All aquaculture producers are playing defense against diseases: Hindar spoke about the need to improve biosecurity measures in the transport of live fish, and in sea lice prevention. His remarks were followed by a panel of disease-solution experts, including Robins McIntosh, Senior VP at Charoen Pokphand Group Co. Ltd., who said that EHP (Enterocytozoon hepatopenaei) poses a bigger long-term risk to the farmed shrimp industry than EMS (Early Mortality Syndrome), a disease that slowed the annual global shrimp production rate by 14 percent from 2011 to 2013 (according to James Anderson, Director, Institute for Sustainable Food Systems and Professor, Food & Resource Economics, University of Florida, who presented later in the day).

“[EHP] is difficult to disinfect. It’s carried like a virus. Once it gets into ponds, spores get into the pond bottom. Detection is so difficult. This happens a lot now. Most (Southeast Asia) hatcheries are infected with EHP. You got to have clean broodstock, clean the hatchery, then you have to disinfect the pond. This is not easy on a large scale,” McIntosh said emphatically. The recent disease storm in Thailand, however, is “abating … and it’s not luck,” he concluded.

The marketplace is aware of the “threats” to the supply chain, commented Huw Thomas, Fisheries and Aquaculture Manager at UK-based retailer Morrisons during a roundtable discussion, stopping short of calling out any major concerns. Retailers and restaurant operators are the ones on the front lines, so to speak, when it comes to confronting consumers’ fears about farmed fish. More than a dozen are scheduled to speak at this year’s conference.

“It’s always difficult to see what the next sensational issue will be. I would not be complacent. We need to coalesce and message that or it will be messaged for us,” said Charlie Lousignont, Senior VP-Supply Chain Management for U.S. foodservice operator Brinker International.

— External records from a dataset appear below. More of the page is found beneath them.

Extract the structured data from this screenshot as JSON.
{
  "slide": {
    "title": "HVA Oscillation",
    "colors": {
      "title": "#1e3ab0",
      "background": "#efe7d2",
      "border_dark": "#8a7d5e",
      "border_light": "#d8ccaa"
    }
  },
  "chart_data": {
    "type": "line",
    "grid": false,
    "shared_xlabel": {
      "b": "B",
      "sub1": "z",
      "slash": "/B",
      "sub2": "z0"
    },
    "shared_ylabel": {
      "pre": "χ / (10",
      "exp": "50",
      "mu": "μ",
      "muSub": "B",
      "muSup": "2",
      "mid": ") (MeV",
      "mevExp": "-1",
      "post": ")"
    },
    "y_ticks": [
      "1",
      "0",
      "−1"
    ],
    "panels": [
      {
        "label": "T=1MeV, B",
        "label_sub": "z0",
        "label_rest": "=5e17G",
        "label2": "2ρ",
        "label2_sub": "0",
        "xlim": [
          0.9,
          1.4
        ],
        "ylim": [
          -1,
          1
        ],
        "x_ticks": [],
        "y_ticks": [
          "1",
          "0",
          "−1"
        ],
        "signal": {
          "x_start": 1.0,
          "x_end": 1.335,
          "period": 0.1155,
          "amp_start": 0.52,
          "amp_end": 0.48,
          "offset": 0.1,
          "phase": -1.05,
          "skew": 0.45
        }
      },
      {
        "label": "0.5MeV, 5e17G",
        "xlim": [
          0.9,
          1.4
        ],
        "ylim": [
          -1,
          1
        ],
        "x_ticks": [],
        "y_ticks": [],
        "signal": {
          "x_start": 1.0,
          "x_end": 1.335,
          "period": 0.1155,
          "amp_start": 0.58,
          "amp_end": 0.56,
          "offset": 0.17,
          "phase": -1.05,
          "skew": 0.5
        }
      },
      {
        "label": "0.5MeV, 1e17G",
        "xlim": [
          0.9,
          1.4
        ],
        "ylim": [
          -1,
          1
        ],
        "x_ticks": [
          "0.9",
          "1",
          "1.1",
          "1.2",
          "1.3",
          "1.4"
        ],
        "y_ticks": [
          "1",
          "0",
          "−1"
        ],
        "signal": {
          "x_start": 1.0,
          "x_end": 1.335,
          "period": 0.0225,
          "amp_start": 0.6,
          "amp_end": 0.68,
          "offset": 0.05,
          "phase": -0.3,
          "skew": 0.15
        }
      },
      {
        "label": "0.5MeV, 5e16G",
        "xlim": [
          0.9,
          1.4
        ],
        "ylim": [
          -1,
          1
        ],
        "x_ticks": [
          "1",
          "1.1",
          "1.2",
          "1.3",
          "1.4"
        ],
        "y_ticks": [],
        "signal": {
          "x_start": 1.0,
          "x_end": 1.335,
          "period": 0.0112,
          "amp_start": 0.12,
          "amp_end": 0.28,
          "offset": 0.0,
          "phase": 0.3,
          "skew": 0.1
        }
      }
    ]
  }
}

While the entire aquaculture value chain prepares for the next crisis to come along, the consistent collaborative effort over time will be assuring the public that farmed seafood is wholesome, nutritious and safe to eat. Stevens challenged all attendees to join a collaborative educational effort. With negative or poorly researched news articles finding new audiences in the Internet era, the task will be large, and require all stakeholder involvement. But judging from the spirit displayed during the first day of GOAL, there seems to be plenty of fight in aquaculture.

“We need to have a strong commitment to sustainable practices, a dedication of resources and time,” said Hindar. “Business as usual is no longer an option. If the industry is to expand its social license, the way we operate has to improve. By working together — we can share knowledge on how to best protect the environment and improvements can be made faster and more effectively.”